The Code is as follows:

Root = ET. parse ('book. xml ')

Method 2: load a string

The Code is as follows:

Root = ET. fromstring (xmltext)

###########

# Obtain a node

###########

Method 1: Obtain the getiterator () method of the specified node.

The Code is as follows:

Book_node = root. getiterator ('LIST ')

Method 2: Obtain the specified node-> findall () method

The Code is as follows:

Book_node = root. findall ('LIST ')

Method 3: Obtain the specified node-> find () method

The Code is as follows:

Book_node = root. find ('LIST ')

Method 4: Get the son node-> getchildren ()

The Code is as follows:

For node in book_node:

Book_node_child = node. getchildren () [0]

Print book_node_child.tag, '=>', book_node_child.text

###########

# Example 01

###########

Copy the Code as follows:

# Coding = UTF-8

Try: # import module

Import xml. etree. cElementTree as ET

Failed t ImportError:

Import xml. etree. ElementTree as ET

Root = ET. parse ('book. xml') # analyze the xml file

Books = root. findall ('/list') # Find list subnodes in all root directories

For book_list in books: # traverse the search results

Print "=" * 30 # output format

For book in book_list: # traverse each subnode to find your attributes and values.

If book. attrib. has_key ('id'): # use an id to determine conditions.

Print "id:", book. attrib ['id'] # print the attribute value based on the id

Print book. tag + '=>' + book. text # output tag and text content

Print "=" * 30

Output result:

The Code is as follows:

====================================

Head => bookone

Name => python check

Number => 001

Page => 200

====================================

Head => booktwo

Name => python learn

Number => 002

Page => 300

====================================

Contact Us

The content source of this page is from Internet, which doesn't represent Alibaba Cloud's opinion; products and services mentioned on that page don't have any relationship with Alibaba Cloud. If the content of the page makes you feel confusing, please write us an email, we will handle the problem within 5 days after receiving your email.

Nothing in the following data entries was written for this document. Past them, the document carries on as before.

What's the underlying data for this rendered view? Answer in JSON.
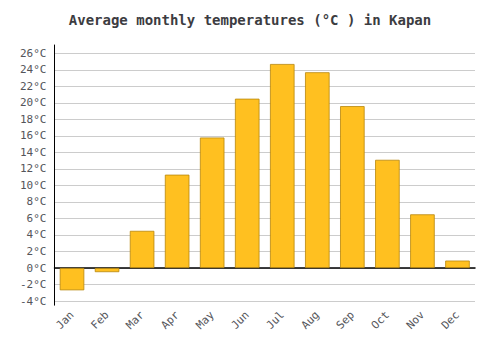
{
  "chart_data": {
    "type": "bar",
    "title": "Average monthly temperatures (°C ) in Kapan",
    "categories": [
      "Jan",
      "Feb",
      "Mar",
      "Apr",
      "May",
      "Jun",
      "Jul",
      "Aug",
      "Sep",
      "Oct",
      "Nov",
      "Dec"
    ],
    "values": [
      -2.7,
      -0.5,
      4.5,
      11.3,
      15.8,
      20.5,
      24.7,
      23.7,
      19.6,
      13.1,
      6.5,
      0.9
    ],
    "color": "#FFC020",
    "ylim": [
      -4.5,
      27
    ],
    "yticks": [
      {
        "value": -4,
        "label": "-4°C"
      },
      {
        "value": -2,
        "label": "-2°C"
      },
      {
        "value": 0,
        "label": "0°C"
      },
      {
        "value": 2,
        "label": "2°C"
      },
      {
        "value": 4,
        "label": "4°C"
      },
      {
        "value": 6,
        "label": "6°C"
      },
      {
        "value": 8,
        "label": "8°C"
      },
      {
        "value": 10,
        "label": "10°C"
      },
      {
        "value": 12,
        "label": "12°C"
      },
      {
        "value": 14,
        "label": "14°C"
      },
      {
        "value": 16,
        "label": "16°C"
      },
      {
        "value": 18,
        "label": "18°C"
      },
      {
        "value": 20,
        "label": "20°C"
      },
      {
        "value": 22,
        "label": "22°C"
      },
      {
        "value": 24,
        "label": "24°C"
      },
      {
        "value": 26,
        "label": "26°C"
      }
    ],
    "grid": true
  }
}
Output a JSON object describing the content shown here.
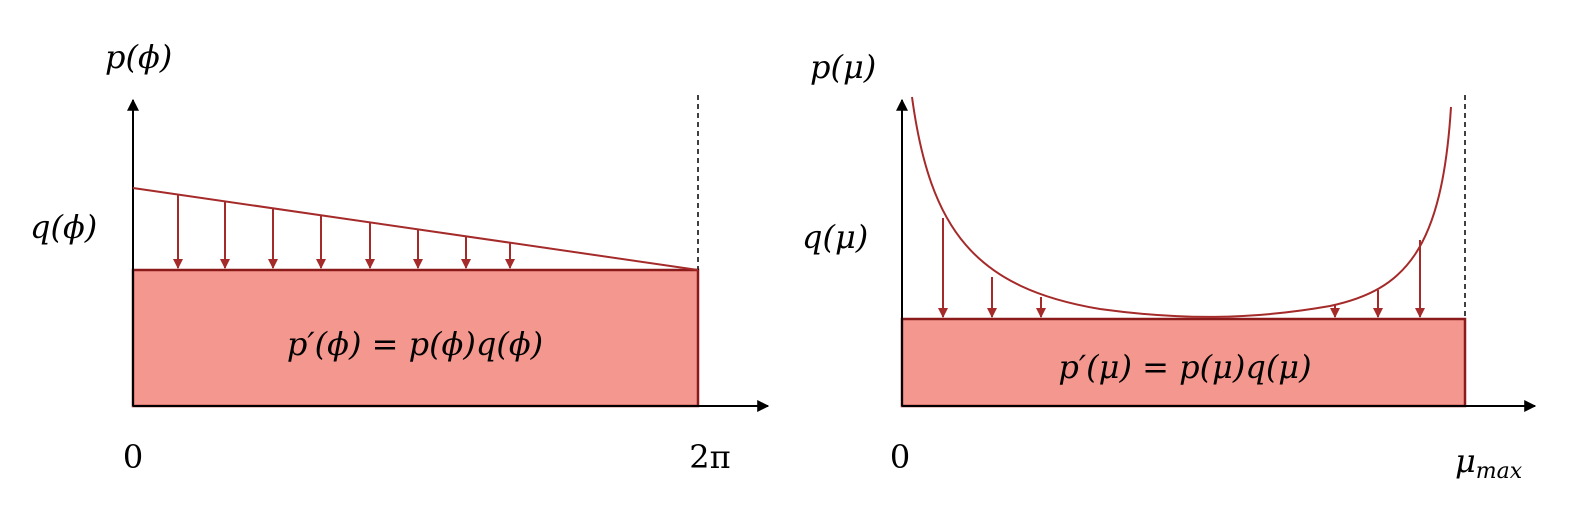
{
  "left": {
    "y_label": "p(ϕ)",
    "q_label": "q(ϕ)",
    "formula": "p′(ϕ) = p(ϕ)q(ϕ)",
    "x_start": "0",
    "x_end": "2π"
  },
  "right": {
    "y_label": "p(μ)",
    "q_label": "q(μ)",
    "formula": "p′(μ) = p(μ)q(μ)",
    "x_start": "0",
    "x_end": {
      "base": "μ",
      "sub": "max"
    }
  }
}
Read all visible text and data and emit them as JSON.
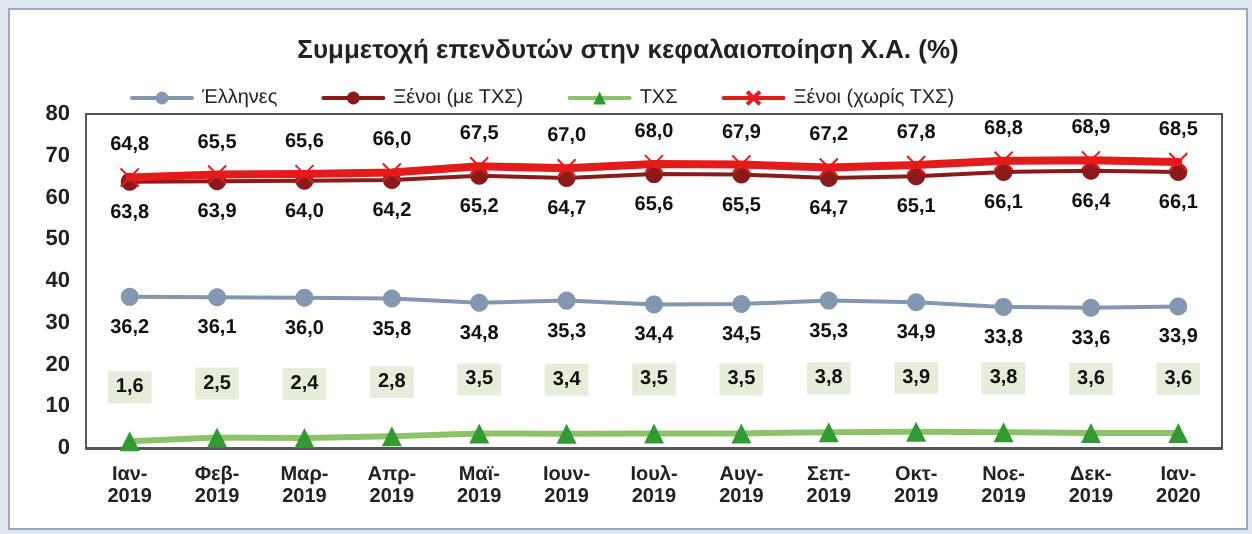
{
  "chart_data": {
    "type": "line",
    "title": "Συμμετοχή επενδυτών στην κεφαλαιοποίηση Χ.Α. (%)",
    "categories": [
      "Ιαν-2019",
      "Φεβ-2019",
      "Μαρ-2019",
      "Απρ-2019",
      "Μαϊ-2019",
      "Ιουν-2019",
      "Ιουλ-2019",
      "Αυγ-2019",
      "Σεπ-2019",
      "Οκτ-2019",
      "Νοε-2019",
      "Δεκ-2019",
      "Ιαν-2020"
    ],
    "series": [
      {
        "name": "Έλληνες",
        "color": "#8497b0",
        "marker": "circle",
        "values": [
          36.2,
          36.1,
          36.0,
          35.8,
          34.8,
          35.3,
          34.4,
          34.5,
          35.3,
          34.9,
          33.8,
          33.6,
          33.9
        ],
        "value_labels": [
          "36,2",
          "36,1",
          "36,0",
          "35,8",
          "34,8",
          "35,3",
          "34,4",
          "34,5",
          "35,3",
          "34,9",
          "33,8",
          "33,6",
          "33,9"
        ]
      },
      {
        "name": "Ξένοι (με ΤΧΣ)",
        "color": "#8b1a1a",
        "marker": "circle",
        "values": [
          63.8,
          63.9,
          64.0,
          64.2,
          65.2,
          64.7,
          65.6,
          65.5,
          64.7,
          65.1,
          66.1,
          66.4,
          66.1
        ],
        "value_labels": [
          "63,8",
          "63,9",
          "64,0",
          "64,2",
          "65,2",
          "64,7",
          "65,6",
          "65,5",
          "64,7",
          "65,1",
          "66,1",
          "66,4",
          "66,1"
        ]
      },
      {
        "name": "ΤΧΣ",
        "color": "#339933",
        "marker": "triangle",
        "values": [
          1.6,
          2.5,
          2.4,
          2.8,
          3.5,
          3.4,
          3.5,
          3.5,
          3.8,
          3.9,
          3.8,
          3.6,
          3.6
        ],
        "value_labels": [
          "1,6",
          "2,5",
          "2,4",
          "2,8",
          "3,5",
          "3,4",
          "3,5",
          "3,5",
          "3,8",
          "3,9",
          "3,8",
          "3,6",
          "3,6"
        ]
      },
      {
        "name": "Ξένοι (χωρίς ΤΧΣ)",
        "color": "#e31b1b",
        "marker": "cross",
        "values": [
          64.8,
          65.5,
          65.6,
          66.0,
          67.5,
          67.0,
          68.0,
          67.9,
          67.2,
          67.8,
          68.8,
          68.9,
          68.5
        ],
        "value_labels": [
          "64,8",
          "65,5",
          "65,6",
          "66,0",
          "67,5",
          "67,0",
          "68,0",
          "67,9",
          "67,2",
          "67,8",
          "68,8",
          "68,9",
          "68,5"
        ]
      }
    ],
    "ylim": [
      0,
      80
    ],
    "yticks": [
      0,
      10,
      20,
      30,
      40,
      50,
      60,
      70,
      80
    ],
    "grid": false,
    "legend": "top left"
  }
}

If you find any instances of plagiarism from the community, please send an email to: info-contact@alibabacloud.com and provide relevant evidence. A staff member will contact you within 5 working days.

A Free Trial That Lets You Build Big!

Start building with 50+ products and up to 12 months usage for Elastic Compute Service

  • Sales Support

    1 on 1 presale consultation

  • After-Sales Support

    24/7 Technical Support 6 Free Tickets per Quarter Faster Response

  • Alibaba Cloud offers highly flexible support services tailored to meet your exact needs.